Robust LFC design using adaptive neuro-fuzzy inference-aided optimal fractional-order PIDA control for perturbed power systems with solar and wind power sources

Abstract

Maintaining stability in modern power systems is challenging due to complex structures, rising power demand, and load disturbances. The integration of renewable energy sources further threatens stability by causing imbalances between generation and demand. Conventional load frequency stabilization methods fall short in such scenarios. This paper proposes an optimal fractional-order proportional-integral-derivative-acceleration (FOPIDA) controller, enhanced by a robust adaptive neuro-fuzzy inference system (ANFIS), to improve load frequency control and reliability in power systems with wind and solar generators.

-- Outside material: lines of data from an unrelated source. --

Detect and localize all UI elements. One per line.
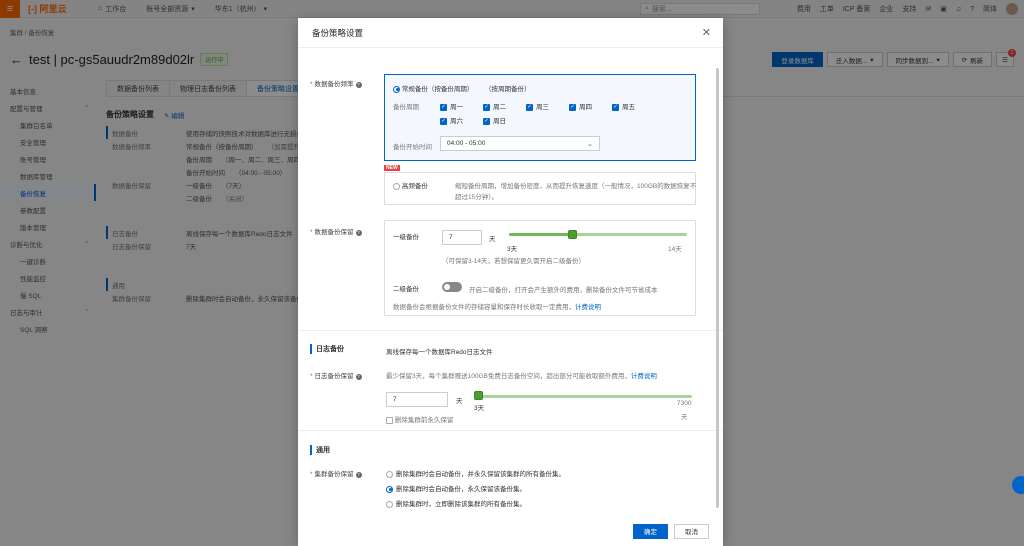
checkbox[interactable]: ✓ [483,103,490,111]
keep-forever-checkbox[interactable] [386,416,393,424]
log-slider-track[interactable] [474,395,692,398]
backup-policy-dialog: 备份策略设置 ✕ * 数据备份频率? 常规备份（按备份周期） （按周期备份） 备份… [298,18,723,546]
regular-backup-radio[interactable] [393,85,400,93]
day-checkbox[interactable]: ✓ 周四 [569,101,592,111]
new-tag: NEW [384,165,400,171]
checkbox[interactable]: ✓ [483,117,490,125]
l2-toggle[interactable] [442,282,462,292]
cluster-retain-label: * 集群备份保留? [310,471,362,478]
dialog-header: 备份策略设置 ✕ [298,18,723,48]
retention-card: 一级备份 7 天 3天 14天 （可保留3-14天，若想保留更久需开启二级备份）… [384,220,696,316]
cancel-button[interactable]: 取消 [674,523,709,539]
l1-slider-fill [509,233,573,236]
billing-link[interactable]: 计费说明 [575,304,601,311]
day-checkbox[interactable]: ✓ 周三 [526,101,549,111]
checkbox[interactable]: ✓ [569,103,576,111]
radio[interactable] [386,470,393,478]
log-days-input[interactable]: 7 [386,392,448,407]
log-slider-thumb[interactable] [474,391,483,400]
radio[interactable] [386,485,393,493]
log-backup-heading: 日志备份 [310,344,344,354]
dialog-footer: 确定 取消 [298,516,723,546]
day-checkbox[interactable]: ✓ 周六 [440,115,463,125]
cluster-retain-option[interactable]: 删除集群时会自动备份，永久保留该备份集。 [386,483,526,493]
help-icon[interactable]: ? [355,472,362,478]
day-checkbox[interactable]: ✓ 周五 [612,101,635,111]
checkbox[interactable]: ✓ [526,103,533,111]
day-checkbox[interactable]: ✓ 周日 [483,115,506,125]
cluster-retain-option[interactable]: 删除集群时会自动备份，并永久保留该集群的所有备份集。 [386,468,565,478]
dialog-title: 备份策略设置 [312,27,364,38]
help-icon[interactable]: ? [355,230,362,236]
ok-button[interactable]: 确定 [633,523,668,539]
l1-days-input[interactable]: 7 [442,230,482,245]
chevron-down-icon: ⌄ [587,140,593,148]
high-freq-backup-card[interactable]: 高频备份 缩短备份周期，增加备份密度，从而提升恢复速度（一般情况，100GB的数… [384,172,696,205]
regular-backup-card[interactable]: 常规备份（按备份周期） （按周期备份） 备份周期 ✓ 周一 ✓ 周二 ✓ 周三 ✓ 周四 ✓ 周五… [384,74,696,161]
log-billing-link[interactable]: 计费说明 [631,373,657,380]
retain-label: * 数据备份保留? [310,229,362,236]
cluster-retain-option[interactable]: 删除集群时，立即删除该集群的所有备份集。 [386,498,526,508]
general-heading: 通用 [310,445,330,455]
floating-help-button[interactable] [1012,476,1024,494]
day-checkbox[interactable]: ✓ 周一 [440,101,463,111]
freq-label: * 数据备份频率? [310,81,362,88]
dialog-scrollbar[interactable] [716,68,719,508]
checkbox[interactable]: ✓ [440,103,447,111]
l1-slider-thumb[interactable] [568,230,577,239]
radio[interactable] [386,500,393,508]
day-checkbox[interactable]: ✓ 周二 [483,101,506,111]
high-freq-radio[interactable] [393,182,400,190]
checkbox[interactable]: ✓ [612,103,619,111]
log-retain-label: * 日志备份保留? [310,373,362,380]
dialog-body: * 数据备份频率? 常规备份（按备份周期） （按周期备份） 备份周期 ✓ 周一 ✓ 周二… [298,48,723,516]
help-icon[interactable]: ? [355,82,362,88]
close-icon[interactable]: ✕ [702,26,711,39]
help-icon[interactable]: ? [355,374,362,380]
checkbox[interactable]: ✓ [440,117,447,125]
start-time-select[interactable]: 04:00 - 05:00 ⌄ [440,136,600,151]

First, the dynamical model of a multi-area interconnected power system, including a thermal power plant, wind turbine, and solar photovoltaic generators, is developed. A decentralized ANFIS-FOPIDA controller is then designed for load frequency control objectives. The gains of this controller are optimized using the whale optimization algorithm (WOA), focusing on frequency deviation and tie-line power exchange. Simulations on a New England IEEE 10-generator 39-bus power system demonstrate the approach's effectiveness under various disturbances, including random load-generation disturbances and nonlinear generation behaviors. Comparisons with other strategies, such as fractional order (FO) beetle swarm optimization algorithm (FOBSOA)-FOPIDA, WOA-PIDA, and WOA-ANFIS-PIDA, and recent control approaches highlight the superior performance of the WOA-ANFIS-FOPIDA method in enhancing power system stability.